Al final de la fabulosa exposición sobre Miró y Picasso en el museo de la calle Montcada –también hay que ir a la fundación de Montjuïc– hay una breve entrevista a Joan Miró, ya mayor. Le piden qué recomendaría a un joven artista. Responde, conciso: "Trabajar, trabajar y trabajar". Miró y Picasso, dotados de una energía fenomenal, se pasaron la vida trabajando, creando, investigando. Miró investigaba hacia adentro, Picasso hacia afuera. Eran muy amigos. Un día, en una visita de Juan a Pablo, en el jardín del segundo, ante una escultura, Miró dice: “¡Pero si esto es mío!” Y Picasso le responde: "No, es de nosotros". Se amaban, eran fruto de la misma revuelta artística, se copiaban. Eran tan iguales y tan distintos. La entrevista, en francés, acaba con una despedida en catalán dirigida al amigo –sí, entre ellos hablaban en catalán–: “¡Adeu, Pablo, adeu!”
Lo de la catalanidad de Picasso siempre ha incomodado. Su arraigo barcelonés es incuestionable. Se hizo artista aquí, en el ambiente de Els Quatre Gats, donde formaba parte de la mesa de los júniores, los de la segunda generación modernista. O sea, no la de Casas y Rusiñol, a los que admiraba: era el icono de la bohemia. A Rusiñol le hizo hasta veintidós retratos. En Els Quatre Gats, con 18 años, ya expuso dibujos naturalistas y caricaturas. Josep Palau i Fabre es quien mejor estudió esta génesis catalana del pintor malagueño y Eduard Vallès le ha tomado el relevo.
Cuando llegó a Barcelona en 1895, Pablo Ruiz Picasso tenía 13 años. En 1900 realizó su primer viaje a París, donde Ramon Casas lo recibió y ya vio que se quería comer el mundo. En 1904 se instala definitivamente en la capital mundial del arte. Pero como a todos nos sucede, la década catalana de formación y primera juventud le marcaría para siempre. Ricard Opisso o el escultor Pablo Gargallo, autor del famoso busto enclenxinado. También fue íntimo de otro escultor, Manolo Hugué, cuya muerte, en 1945, le desquició. Muchos años antes aún le había afectado más, claro, el suicidio de Carles Casagemas en 1901.

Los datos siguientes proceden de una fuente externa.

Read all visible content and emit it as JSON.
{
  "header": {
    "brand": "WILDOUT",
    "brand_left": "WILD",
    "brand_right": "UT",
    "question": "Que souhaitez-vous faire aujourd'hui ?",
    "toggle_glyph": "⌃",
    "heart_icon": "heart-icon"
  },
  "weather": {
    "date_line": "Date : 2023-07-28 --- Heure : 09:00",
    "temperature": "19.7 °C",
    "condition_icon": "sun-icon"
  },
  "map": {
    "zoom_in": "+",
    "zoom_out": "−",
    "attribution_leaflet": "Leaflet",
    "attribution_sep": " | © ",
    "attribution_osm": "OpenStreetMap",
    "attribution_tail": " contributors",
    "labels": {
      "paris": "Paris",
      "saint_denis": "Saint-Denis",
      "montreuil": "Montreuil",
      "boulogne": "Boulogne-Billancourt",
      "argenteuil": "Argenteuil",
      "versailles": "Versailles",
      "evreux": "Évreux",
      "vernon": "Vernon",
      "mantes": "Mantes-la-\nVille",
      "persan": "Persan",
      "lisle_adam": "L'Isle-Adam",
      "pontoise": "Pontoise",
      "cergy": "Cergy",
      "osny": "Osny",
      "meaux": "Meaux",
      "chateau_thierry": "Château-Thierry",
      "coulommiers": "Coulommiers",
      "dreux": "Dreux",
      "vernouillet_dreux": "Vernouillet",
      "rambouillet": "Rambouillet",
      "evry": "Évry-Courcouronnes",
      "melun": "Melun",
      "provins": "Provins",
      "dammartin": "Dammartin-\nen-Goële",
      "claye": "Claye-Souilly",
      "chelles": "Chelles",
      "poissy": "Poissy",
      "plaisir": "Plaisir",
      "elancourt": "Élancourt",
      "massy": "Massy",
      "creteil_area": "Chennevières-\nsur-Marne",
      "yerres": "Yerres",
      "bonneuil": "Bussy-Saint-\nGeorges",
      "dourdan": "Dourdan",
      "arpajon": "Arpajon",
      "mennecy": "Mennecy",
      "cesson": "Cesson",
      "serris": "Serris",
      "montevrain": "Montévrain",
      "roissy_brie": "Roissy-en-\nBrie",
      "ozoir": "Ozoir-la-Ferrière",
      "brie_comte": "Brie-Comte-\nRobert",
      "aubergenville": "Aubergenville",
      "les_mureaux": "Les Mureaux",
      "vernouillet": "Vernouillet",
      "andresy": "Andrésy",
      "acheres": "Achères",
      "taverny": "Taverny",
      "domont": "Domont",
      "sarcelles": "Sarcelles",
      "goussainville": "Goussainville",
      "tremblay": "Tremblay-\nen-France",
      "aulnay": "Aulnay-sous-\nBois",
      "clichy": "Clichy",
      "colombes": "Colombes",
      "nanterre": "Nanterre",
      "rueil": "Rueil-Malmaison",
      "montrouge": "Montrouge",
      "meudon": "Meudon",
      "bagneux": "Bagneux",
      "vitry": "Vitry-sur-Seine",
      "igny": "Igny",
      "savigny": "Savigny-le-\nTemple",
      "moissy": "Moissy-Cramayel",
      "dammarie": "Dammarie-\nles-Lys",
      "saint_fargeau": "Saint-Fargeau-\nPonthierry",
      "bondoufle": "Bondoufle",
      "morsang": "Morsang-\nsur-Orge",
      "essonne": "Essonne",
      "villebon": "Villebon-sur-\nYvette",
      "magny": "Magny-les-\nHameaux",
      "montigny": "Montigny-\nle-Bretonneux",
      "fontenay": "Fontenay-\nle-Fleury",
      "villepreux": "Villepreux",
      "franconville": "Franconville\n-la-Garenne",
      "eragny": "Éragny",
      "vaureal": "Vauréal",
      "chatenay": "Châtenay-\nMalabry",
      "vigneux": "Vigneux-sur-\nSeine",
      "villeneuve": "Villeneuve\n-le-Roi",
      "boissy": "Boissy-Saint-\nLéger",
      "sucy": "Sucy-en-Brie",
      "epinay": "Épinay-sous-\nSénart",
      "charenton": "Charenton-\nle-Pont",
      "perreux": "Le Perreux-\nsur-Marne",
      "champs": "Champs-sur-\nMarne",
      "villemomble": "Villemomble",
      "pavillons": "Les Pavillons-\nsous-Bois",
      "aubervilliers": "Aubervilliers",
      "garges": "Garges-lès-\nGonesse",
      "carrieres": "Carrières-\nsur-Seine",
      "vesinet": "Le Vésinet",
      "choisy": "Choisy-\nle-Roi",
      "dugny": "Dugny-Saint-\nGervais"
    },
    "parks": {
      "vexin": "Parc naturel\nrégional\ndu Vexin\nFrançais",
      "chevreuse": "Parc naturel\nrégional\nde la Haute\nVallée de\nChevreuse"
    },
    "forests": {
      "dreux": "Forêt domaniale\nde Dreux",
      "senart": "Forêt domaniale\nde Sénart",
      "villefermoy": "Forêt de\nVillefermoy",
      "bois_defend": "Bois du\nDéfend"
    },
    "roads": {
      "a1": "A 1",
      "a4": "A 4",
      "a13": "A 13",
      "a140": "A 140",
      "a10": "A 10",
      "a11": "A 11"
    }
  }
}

Más amigos: Ángel Soto, Ricard Canals, Isidre Nonell –uno de los que más la influencia de joven–, Anglada-Camarasa –también el marca–, Joaquim Sunyer, Rafael Pichot, Enric Casanoves, Jaime Sabartés, Joaquim Mir. De Mir e Anglada-Camarasa hizo una decena de retratos de cada uno; de Sabartés, cinco. Sabartés acabó siendo su secretario y primer biógrafo. Acumuló mucha obra picassiana, base del museo barcelonés. Pese a negarse a regresar mientras hubiera una dictadura, Picasso quiso que se hiciera el museo de Barcelona, inaugurado en 1963, hace 60 años. La última estancia suya en Cataluña había sido en 1934 y aprovechó para visitar el Museo de Arte de Cataluña, todavía no abierto, especialmente las colecciones del románico, que le impactaron.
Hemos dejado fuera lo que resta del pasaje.